Auch in Bonn wird der Vorschlag Delors auf offene Ohren stoßen. Trotz der Angst vor einem Import der Instabilität aus dem Osten kann es sich die Bundesregierung nach Jahrzehnten der Freiheits-Propaganda nicht leisten, ihrerseits nun die Grenzen zu schließen. Gleichzeitig muß auf die Nachbarn und Verbündeten in Europa und Amerika Rücksicht genommen werden, die einer Wiedervereinigung mit großer Skepsis entgegensehen. Was bietet sich also besser an, als Genschers Vision einer allmählichen Ost-Erweiterung der EG mit der DDR in die Tat umzusetzen? Für die Deutschen läuft es langfristig gesehen auf das Gleiche hinaus, mit dem Unterschied, daß die Bundesregierung sich die Verantwortung für den deutsch-deutschen Annäherungsprozeß mit ihren EG -Partnern teilt.

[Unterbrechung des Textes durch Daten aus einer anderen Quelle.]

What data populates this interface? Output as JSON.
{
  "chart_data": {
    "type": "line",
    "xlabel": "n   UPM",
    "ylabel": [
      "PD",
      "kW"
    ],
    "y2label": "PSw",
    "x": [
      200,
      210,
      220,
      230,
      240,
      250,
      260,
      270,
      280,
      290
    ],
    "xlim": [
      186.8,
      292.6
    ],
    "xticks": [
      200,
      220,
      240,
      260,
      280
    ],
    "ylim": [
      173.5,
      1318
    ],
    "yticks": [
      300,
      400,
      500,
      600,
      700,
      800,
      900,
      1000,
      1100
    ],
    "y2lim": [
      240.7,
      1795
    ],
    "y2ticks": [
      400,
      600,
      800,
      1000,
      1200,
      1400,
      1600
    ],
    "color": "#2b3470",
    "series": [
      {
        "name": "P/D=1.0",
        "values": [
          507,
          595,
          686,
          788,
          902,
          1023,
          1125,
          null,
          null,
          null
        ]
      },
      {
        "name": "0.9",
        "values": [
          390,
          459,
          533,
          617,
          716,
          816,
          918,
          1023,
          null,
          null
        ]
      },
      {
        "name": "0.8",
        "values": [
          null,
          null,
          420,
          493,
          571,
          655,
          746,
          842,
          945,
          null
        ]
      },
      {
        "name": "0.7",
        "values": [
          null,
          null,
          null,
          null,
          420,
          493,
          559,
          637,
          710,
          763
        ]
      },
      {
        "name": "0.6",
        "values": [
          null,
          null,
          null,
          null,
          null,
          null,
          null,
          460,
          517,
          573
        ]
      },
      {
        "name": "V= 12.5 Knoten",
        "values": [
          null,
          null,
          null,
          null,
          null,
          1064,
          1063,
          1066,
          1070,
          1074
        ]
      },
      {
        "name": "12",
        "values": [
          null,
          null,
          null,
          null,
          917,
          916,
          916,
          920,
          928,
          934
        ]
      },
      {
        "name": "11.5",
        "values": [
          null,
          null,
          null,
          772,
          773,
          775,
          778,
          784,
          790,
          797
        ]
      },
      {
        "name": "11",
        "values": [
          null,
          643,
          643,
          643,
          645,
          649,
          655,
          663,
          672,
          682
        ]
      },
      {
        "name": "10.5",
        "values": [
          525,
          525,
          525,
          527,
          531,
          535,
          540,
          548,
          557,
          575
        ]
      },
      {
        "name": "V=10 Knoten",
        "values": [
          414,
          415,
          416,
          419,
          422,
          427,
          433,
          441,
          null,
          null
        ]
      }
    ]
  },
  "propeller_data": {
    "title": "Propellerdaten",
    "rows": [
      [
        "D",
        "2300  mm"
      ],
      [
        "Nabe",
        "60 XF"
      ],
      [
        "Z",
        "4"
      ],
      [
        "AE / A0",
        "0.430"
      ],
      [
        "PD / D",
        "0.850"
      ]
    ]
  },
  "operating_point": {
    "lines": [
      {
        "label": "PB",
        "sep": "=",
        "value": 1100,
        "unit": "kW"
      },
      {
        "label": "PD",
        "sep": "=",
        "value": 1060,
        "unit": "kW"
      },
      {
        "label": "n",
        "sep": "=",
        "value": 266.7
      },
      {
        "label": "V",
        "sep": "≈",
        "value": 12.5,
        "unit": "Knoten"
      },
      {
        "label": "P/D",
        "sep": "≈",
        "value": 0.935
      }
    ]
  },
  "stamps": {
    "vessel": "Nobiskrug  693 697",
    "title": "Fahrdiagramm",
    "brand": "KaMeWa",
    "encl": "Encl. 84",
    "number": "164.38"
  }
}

Für die EG insgesamt wäre der Beitritt eines reform -sozialistischen Landes eine interessante politische Bereicherung. Vielleicht würde sich dadurch gar die schizophrene Politik umkehren lassen, in Mittel- und Osteuropa Demokratisierungsprozesse zu unterstützen, während die eigenen Parlamente von einem Triumvirat aus Regierungen, Bürokratien und Lobbygruppen in Brüssel entmachtet werden.